Diese Worte enthüllen das Grundverkehrte in der ganzen kantischen Anschauung. Was wollen wir denn bei all unserem Denken und Forschen? Die Welt erkennen,  wie sie in Wirklichkeit ist.  KOPERNIKUS hat deshalb eine neue Erklärung der Planetenbewegungen aufgestellt, weil er erkannte, daß die bisherige der Wirklichkeit nicht entsprach, mithin falsch war; er setzte also voraus, daß sich unser Denken nach dem objektiven Sachverhalt und nicht dieser nach unserem Denken richten muß. In der Tat, was will der Astronom, wenn er die langen Nächte mit seinem Fernrohr den Sternenhimmel beobachtet? Meint er, die Sterne müßten sich nach seinen Anschauungen richten? Oder will er bloß wissen, wie sich die Sterne in seinem Denken ausnehmen? Keineswegs. Er will wissen, was die Stern  sind,  welche Entfernungen uns von ihnen trennen, nach welchen Gesetzen sie sich bewegen und verändern, aus welchen Stoffen sie bestehen usw.

Dasselbe gilt von allen Naturwissenschaften und folglich auch von unseren allgemeinsten Begriffen und Grundsätzen, die den Gegenstand der Metaphysik bilden und ohne die keine wahre Wissenschaft möglich ist. Behaupten, wir seien nicht imstande, mit unseren allgemeinen Begriffen und Grundsätzen die objektive Wirklichkeit zu erfassen, zerschneidet jeder Wissenschaft, ja jedem vernünftigen Denken den Lebensnerv. Es ist nicht zufällig, daß auf KANT die tolle Spekulation eines SCHELLING, HEGEL u. a. folgte, welche die ganze Welt  a priori  konstruieren wollte, wie die Spinne ihre Netze aus sich heraus entwickelt. F. A. LANGE redet von einer "idealistischen Sturzwelle", die seit FICHTE und SCHELLING über Deutschland hereinbrach, und die Hauptschuld an dieser Erscheinung trägt der Königsberger Philosoph.

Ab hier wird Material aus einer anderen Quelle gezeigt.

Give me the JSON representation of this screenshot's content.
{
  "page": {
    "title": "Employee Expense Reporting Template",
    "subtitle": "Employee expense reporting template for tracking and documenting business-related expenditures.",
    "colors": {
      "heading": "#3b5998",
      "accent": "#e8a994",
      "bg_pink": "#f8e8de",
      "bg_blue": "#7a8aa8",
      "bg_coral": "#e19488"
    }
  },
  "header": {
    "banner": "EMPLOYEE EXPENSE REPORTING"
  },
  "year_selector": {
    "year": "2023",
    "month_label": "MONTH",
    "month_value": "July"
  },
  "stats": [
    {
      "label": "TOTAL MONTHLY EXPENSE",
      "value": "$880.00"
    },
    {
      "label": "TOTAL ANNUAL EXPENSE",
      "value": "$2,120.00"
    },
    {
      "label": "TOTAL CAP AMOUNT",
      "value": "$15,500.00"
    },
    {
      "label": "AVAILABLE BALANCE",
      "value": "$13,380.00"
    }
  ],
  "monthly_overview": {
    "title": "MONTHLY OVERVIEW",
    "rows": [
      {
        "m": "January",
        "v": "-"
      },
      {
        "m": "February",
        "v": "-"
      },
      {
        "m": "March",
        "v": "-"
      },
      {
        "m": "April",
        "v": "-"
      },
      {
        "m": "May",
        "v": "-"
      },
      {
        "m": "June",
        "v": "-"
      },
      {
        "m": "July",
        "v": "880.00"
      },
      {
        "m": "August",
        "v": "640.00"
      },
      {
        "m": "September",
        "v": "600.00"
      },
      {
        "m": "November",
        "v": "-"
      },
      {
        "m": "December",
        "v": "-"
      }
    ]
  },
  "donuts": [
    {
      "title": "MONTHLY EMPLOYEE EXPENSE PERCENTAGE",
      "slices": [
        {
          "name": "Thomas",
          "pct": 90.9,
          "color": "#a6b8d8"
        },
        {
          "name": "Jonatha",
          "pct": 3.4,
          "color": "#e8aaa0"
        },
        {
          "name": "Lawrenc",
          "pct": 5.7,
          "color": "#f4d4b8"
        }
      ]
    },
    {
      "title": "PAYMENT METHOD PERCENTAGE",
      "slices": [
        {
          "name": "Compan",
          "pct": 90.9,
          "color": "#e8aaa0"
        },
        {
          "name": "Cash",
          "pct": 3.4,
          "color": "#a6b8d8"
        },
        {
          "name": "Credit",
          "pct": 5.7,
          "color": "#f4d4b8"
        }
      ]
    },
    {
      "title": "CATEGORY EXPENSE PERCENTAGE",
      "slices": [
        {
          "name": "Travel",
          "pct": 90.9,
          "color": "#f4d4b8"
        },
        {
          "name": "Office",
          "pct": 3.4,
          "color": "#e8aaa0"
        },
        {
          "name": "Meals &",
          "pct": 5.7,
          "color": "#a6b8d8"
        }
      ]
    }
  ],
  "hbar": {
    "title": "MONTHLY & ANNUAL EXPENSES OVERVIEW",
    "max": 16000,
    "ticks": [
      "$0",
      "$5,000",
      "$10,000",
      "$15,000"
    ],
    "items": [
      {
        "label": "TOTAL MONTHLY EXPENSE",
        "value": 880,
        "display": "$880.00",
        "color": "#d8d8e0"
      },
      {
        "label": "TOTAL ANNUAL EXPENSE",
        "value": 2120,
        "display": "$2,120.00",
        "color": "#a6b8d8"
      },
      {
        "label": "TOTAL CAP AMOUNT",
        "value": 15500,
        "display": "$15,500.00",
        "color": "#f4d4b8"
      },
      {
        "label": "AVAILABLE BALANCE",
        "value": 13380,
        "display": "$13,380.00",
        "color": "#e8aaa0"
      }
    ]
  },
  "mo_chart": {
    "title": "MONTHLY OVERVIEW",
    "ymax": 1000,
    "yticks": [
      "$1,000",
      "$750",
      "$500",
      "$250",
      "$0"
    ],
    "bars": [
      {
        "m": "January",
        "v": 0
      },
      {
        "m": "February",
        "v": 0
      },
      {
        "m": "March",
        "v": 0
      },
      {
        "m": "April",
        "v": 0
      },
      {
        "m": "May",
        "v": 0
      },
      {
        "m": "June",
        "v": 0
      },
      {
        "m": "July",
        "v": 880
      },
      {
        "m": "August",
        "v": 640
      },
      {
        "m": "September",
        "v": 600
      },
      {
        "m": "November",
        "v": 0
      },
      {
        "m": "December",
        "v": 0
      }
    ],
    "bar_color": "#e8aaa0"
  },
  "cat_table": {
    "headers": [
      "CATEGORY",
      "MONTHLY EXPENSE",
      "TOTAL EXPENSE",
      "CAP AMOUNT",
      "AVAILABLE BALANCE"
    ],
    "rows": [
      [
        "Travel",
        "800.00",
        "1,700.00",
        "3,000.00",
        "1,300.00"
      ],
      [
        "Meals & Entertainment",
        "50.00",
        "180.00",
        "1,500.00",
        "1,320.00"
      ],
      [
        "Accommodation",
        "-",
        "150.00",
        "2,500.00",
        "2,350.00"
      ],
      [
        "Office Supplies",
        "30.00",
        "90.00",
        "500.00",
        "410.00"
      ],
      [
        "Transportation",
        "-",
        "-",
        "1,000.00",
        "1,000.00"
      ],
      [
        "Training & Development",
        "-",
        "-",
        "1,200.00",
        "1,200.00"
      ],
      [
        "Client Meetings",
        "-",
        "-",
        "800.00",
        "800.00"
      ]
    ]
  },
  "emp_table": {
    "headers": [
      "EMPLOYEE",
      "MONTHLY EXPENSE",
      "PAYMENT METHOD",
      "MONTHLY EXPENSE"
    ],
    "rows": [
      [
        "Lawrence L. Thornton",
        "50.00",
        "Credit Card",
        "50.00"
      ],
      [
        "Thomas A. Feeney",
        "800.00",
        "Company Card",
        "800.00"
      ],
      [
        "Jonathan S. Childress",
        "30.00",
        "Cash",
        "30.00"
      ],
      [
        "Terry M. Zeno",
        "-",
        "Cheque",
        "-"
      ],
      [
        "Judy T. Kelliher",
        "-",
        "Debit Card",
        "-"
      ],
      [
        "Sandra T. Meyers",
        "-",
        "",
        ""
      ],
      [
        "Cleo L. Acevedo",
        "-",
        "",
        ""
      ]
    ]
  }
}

EDUARD von HARTMANN ist in vielen Punkten ein scharfer Gegner der kantischen Erkenntnistheorie, er meint aber doch in einem Punkt KANT gegen die Angriffe seiner Gegner in Schutz nehmen zu können.
    "Kant  hat ... nicht die Unerkennbarkeit der Dinge-ansich behauptet, sondern nur ihre  philosophische  Unerkennbarkeit im Sinne des Wortes  Philosophie,  den er allein gelten läßt. Er hat nicht behauptet, daß die Dinge ansich jenseits der Grenzen unseres Vernunftgebrauches überhaupt liegen, sondern nur, daß sie jenseits des philosophischen Vernunftgebrauchs im Sinne einer apodiktisch gewissen Erkenntnis liegen. ... Auch nach kantischen Grundsätzen bleibt es durchaus offen, sich um die induktive Erforschung der Dinge-ansich zu bemühen, vorausgesetzt, daß jemand eine Erkenntnis von nicht apodiktischer Gewißheit überhaupt der Forschungsmühe wert erachtet." (4)
Diese Ehrenrettung KANTs muß als ganz mißglückt bezeichnet werden. Die Unterscheidung zwischen philosophischer und nichtphilosophischer Erkenntnis ist nicht nur in sich unhaltbar, sondern auch nicht im Sinne KANTs. KANT will überhaupt untersuchen, ob und wie weit die  menschliche Vernunft  zuverlässig ist. Hat nun etwa der Philosoph eine andere Vernunft als der gewöhnliche Sterbliche? Keineswegs.  Jeder  Mensch hat nach KANT die drei oben gekennzeichneten Erkenntnisvermögen: sinnliche Anschauung, Verstand und Vernunft; bei  jedem  verläuft der Erkenntnisprozeß in derselben Weise, bei  jedem  liefern die sinnlichen Anschauungen nur die Erscheinungen der Dinge, nicht die Dinge-ansich, und damit ist jeder sicheren Erkenntnis der Wirklichkeit der Boden entzogen. Wenn der Bauer zusammenrechnet  7 + 5 = 12,  so ist das ebenso ein synthetisches Urteil  a priori,  wie wenn der Mathematiker und Philosoph diese großartige Operation vollzieht. Der Philosoph kommt im Wesentlichen auf keinem anderen Weg zur Wahrheit als der Bauer, der Handwerker und der Spekulant.


§ 4.
Der deutsche Nominalismus seit Kant

Nichts zeigt deutlicher, daß die kantische Erkenntnistheorie letzten Endes zum reinsten Subjektivismus führen muß, als der Umstand, daß durch ihren Einfluß die deutsche Philosophie immer mehr auf die Wege des extremsten Phänomenalismus und Relativismus geraten ist.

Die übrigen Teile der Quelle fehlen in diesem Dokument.